The battle of the budget has changed the hospital administrator’s job in other ways, said Koller, who told The Healthcare News that until five years ago, he had never been to Washington to press the flesh and advocate for the nation’s hospitals. Now, he goes every year.
That’s just one part of the broader educational component of the CEO’s job, said Daly, adding that, to be successful today, hospital administrators must be highly effective communicators.
“They have to communicate with elected leaders, with the public, and with the professionals who work at the hospitals,” he said. “I think that’s what separates successful operations from unsuccessful ones — the ability to communicate effectively.”
Years ago, national trade groups carried the hospitals’ message to Wash- ington, said Daly, noting that today, individual administrators must do it. This includes junkets to D.C. and Boston, he said, but also bringing elected leaders into the emergency room so they can see that the problems there are real.

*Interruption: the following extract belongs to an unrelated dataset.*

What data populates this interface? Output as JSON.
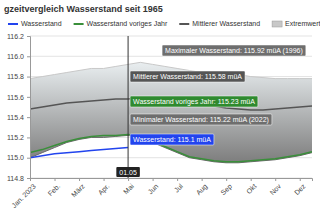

Beyond elected leaders, hospital leaders have to take the message to the public, said Daly, because, ultimately, it is the public that will sway officials in Boston and Washington to take decisive steps to help hospitals provide the high-quality care that people demand — and survive while doing so.
But communication is both internal and external, said Daly, adding that still another challenge facing modern CEOs is instilling core values in every department of the hospital.
“We drive our core values into everything we do here,” he said. “These are values that everyone in the organization has, or they don’t work here. And setting values and making them part of every facet of your operation isn’t something that’s taught in MBA programs.”
Porten told The Healthcare News that if there is one constant in hospital administration, it is change. The rapid pace of change in the past several years has made the job much different than it was a decade ago, and more changes are coming.
“It’s an exciting, dynamic profession,” he said, adding that those who want to succeed in it in the future must be generalists, people who understand different industries and different technologies — but they’re probably not going to be an expert at any of them.
What they will have to be an expert in is playing by rules that the rest of the business world wouldn’t understand.